La sanità di quelli che non riescono più a curarsi: il disagio del sistema - Live Sicilia

La sanità di quelli che non riescono più a curarsi: il disagio del sistema

Le parole di Fra' Mauro e la realtà dei fatti

“Il sistema pubblico praticamente non esiste più. La logica è quella dei tagli sui servizi essenziali e sulle prestazioni basilari. La povera gente non fa più prevenzione, perché non può permetterselo. Di conseguenza, soffre e muore. Un meccanismo tremendo, accompagnato dall’indifferenza della politica e dall’interesse di pochi”.

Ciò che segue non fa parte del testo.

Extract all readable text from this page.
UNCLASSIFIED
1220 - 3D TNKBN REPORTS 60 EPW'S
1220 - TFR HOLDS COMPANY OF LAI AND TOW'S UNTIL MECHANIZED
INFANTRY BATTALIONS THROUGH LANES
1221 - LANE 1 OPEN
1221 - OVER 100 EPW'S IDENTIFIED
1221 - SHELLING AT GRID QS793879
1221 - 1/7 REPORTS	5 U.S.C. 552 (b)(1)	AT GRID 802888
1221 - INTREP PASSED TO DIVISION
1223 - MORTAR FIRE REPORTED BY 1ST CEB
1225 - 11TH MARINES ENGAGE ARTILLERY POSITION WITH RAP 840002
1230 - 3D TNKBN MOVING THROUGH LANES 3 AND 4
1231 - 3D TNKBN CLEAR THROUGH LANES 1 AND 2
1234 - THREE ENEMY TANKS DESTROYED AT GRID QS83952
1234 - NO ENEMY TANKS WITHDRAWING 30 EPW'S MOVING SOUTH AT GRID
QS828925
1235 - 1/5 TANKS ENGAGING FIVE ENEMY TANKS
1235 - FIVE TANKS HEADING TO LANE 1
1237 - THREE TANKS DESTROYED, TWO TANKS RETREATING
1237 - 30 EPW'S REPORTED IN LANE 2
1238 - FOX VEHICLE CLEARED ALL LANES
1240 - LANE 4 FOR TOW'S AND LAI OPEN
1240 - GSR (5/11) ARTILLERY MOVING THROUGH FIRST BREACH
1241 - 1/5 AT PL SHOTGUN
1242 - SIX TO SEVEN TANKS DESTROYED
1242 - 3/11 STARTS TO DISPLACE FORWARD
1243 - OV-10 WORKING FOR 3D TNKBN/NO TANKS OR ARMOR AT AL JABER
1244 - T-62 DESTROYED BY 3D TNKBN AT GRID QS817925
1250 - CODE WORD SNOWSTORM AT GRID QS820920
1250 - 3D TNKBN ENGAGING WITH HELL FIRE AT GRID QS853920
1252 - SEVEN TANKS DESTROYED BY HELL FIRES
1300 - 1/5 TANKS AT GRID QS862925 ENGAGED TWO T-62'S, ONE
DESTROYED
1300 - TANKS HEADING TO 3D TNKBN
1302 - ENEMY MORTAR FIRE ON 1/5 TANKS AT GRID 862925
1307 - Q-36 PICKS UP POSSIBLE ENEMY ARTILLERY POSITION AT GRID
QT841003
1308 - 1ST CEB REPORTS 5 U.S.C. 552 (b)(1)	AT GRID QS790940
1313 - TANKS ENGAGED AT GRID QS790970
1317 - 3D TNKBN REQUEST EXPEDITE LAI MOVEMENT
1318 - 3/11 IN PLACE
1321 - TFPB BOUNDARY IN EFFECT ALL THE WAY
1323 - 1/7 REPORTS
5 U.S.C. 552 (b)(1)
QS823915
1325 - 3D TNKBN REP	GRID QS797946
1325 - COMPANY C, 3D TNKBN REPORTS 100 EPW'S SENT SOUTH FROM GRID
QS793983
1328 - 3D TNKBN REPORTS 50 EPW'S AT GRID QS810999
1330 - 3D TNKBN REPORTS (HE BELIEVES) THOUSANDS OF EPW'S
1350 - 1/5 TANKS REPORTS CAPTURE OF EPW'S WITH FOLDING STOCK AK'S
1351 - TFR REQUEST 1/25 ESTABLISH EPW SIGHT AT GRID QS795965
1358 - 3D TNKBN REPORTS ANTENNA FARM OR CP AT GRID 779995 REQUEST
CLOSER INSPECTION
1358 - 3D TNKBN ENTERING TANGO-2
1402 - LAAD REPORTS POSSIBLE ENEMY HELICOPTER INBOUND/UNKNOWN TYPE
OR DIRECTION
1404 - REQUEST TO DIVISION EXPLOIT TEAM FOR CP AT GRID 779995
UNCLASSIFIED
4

Sono parole di Fra’ Mauro Billetta all’interno di un’ampia intervista resa al direttore di questo giornale Roberto Puglisi. Fra’ Mauro è un religioso, un uomo di Dio che ha scelto di donare la propria esistenza ai poveri di Palermo, in particolare nel quartiere Danisinni, una zona della città che forse molti palermitani nemmeno conoscono.

Un giudizio netto sulla sanità pubblica evidentemente provocato dal contatto vivo con le persone e le loro quotidiane sofferenze. Di battaglie Fra’ Mauro ne sta conducendo parecchie, un asilo nido, un consultorio, un ambulatorio, ma è esattamente sulla sanità che dà risposte forti, quelle drammaticamente innegabili se discutiamo di prevenzione e cura legate alle fasce assai fragili della nostra società.

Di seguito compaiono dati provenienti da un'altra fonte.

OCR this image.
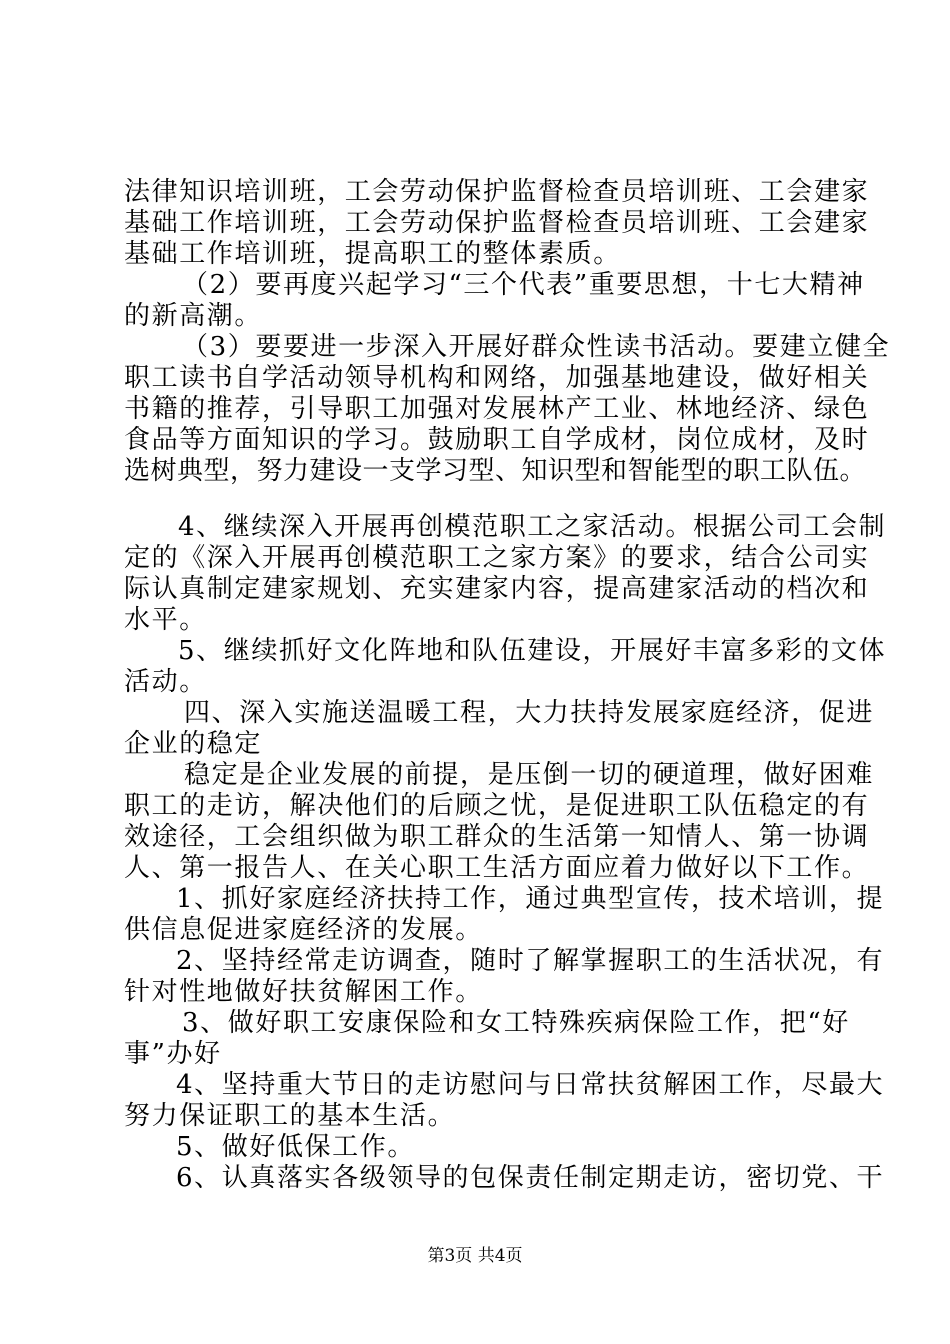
法律知识培训班，工会劳动保护监督检查员培训班、工会建家
基础工作培训班，工会劳动保护监督检查员培训班、工会建家
基础工作培训班，提高职工的整体素质。
（2）要再度兴起学习“三个代表”重要思想，十七大精神
的新高潮。
（3）要要进一步深入开展好群众性读书活动。要建立健全
职工读书自学活动领导机构和网络，加强基地建设，做好相关
书籍的推荐，引导职工加强对发展林产工业、林地经济、绿色
食品等方面知识的学习。鼓励职工自学成材，岗位成材，及时
选树典型，努力建设一支学习型、知识型和智能型的职工队伍。
4、继续深入开展再创模范职工之家活动。根据公司工会制
定的《深入开展再创模范职工之家方案》的要求，结合公司实
际认真制定建家规划、充实建家内容，提高建家活动的档次和
水平。
5、继续抓好文化阵地和队伍建设，开展好丰富多彩的文体
活动。
四、深入实施送温暖工程，大力扶持发展家庭经济，促进
企业的稳定
稳定是企业发展的前提，是压倒一切的硬道理，做好困难
职工的走访，解决他们的后顾之忧，是促进职工队伍稳定的有
效途径，工会组织做为职工群众的生活第一知情人、第一协调
人、第一报告人、在关心职工生活方面应着力做好以下工作。
1、抓好家庭经济扶持工作，通过典型宣传，技术培训，提
供信息促进家庭经济的发展。
2、坚持经常走访调查，随时了解掌握职工的生活状况，有
针对性地做好扶贫解困工作。
3、做好职工安康保险和女工特殊疾病保险工作，把“好
事”办好
4、坚持重大节日的走访慰问与日常扶贫解困工作，尽最大
努力保证职工的基本生活。
5、做好低保工作。
6、认真落实各级领导的包保责任制定期走访，密切党、干
第3页 共4页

È vero, basta consultare online i dati ufficiali (ad esempio, sito dell’Istat e della Fondazione Gimbe) circa la quota in aumento della popolazione che rinuncia alle cure per ragioni economiche, le lunghe liste d’attesa e le difficoltà di accesso alle strutture pubbliche.

Sono milioni in Italia, uno scandalo, in Sicilia il 7,2%  delle famiglie abbandona le cure in quanto insostenibili.

Sembra crollato il mito del Servizio Sanitario Nazionale, ce lo invidiavano dappertutto nel mondo mentre adesso arranchiamo tra pesante carenza di medici e infermieri, tagli indiscriminati (risorse e reparti), buchi profondi nella mappa della medicina territoriale.

Il presidente della Regione Siciliana Renato Schifani recentemente ha annunciato nuovi ospedali e più medici, grazie ad alcuni fondi stanziati dallo Stato, entro la fine della legislatura.

Intanto, però, riecheggiano le parole di Fra’ Mauro abituato a stare con i piedi per terra, ben lontano da roboanti promesse e finte carezze a chi non può attendere i tempi della politica e della burocrazia.

Riecheggiano pure, da contraltare, le parole dello stesso presidente Schifani all’atto d’insediamento del suo governo: “La nuova sanità dovrà guardare senza riserve al privato convenzionato, sia ospedaliero che diagnostico, nella consapevolezza che l’assistenza sanitaria costituisce una pubblica funzione, al di là del soggetto che la eroga, sia pubblico che privato. Occorre quindi abbattere ogni forma di pregiudizio, sapendo coniugare una leale sinergia tra due mondi che stanno dalla stessa parte: la salute del cittadino”.

Brutto segnale fin dall’inizio quindi, non perché chi scrive abbia qualcosa contro la sanità privata, assolutamente, ma perché non possiamo accettare il teorema secondo il quale posto che una buona sanità pubblica in Sicilia non ci sarà mai tanto vale “guardare senza riserve” al privato.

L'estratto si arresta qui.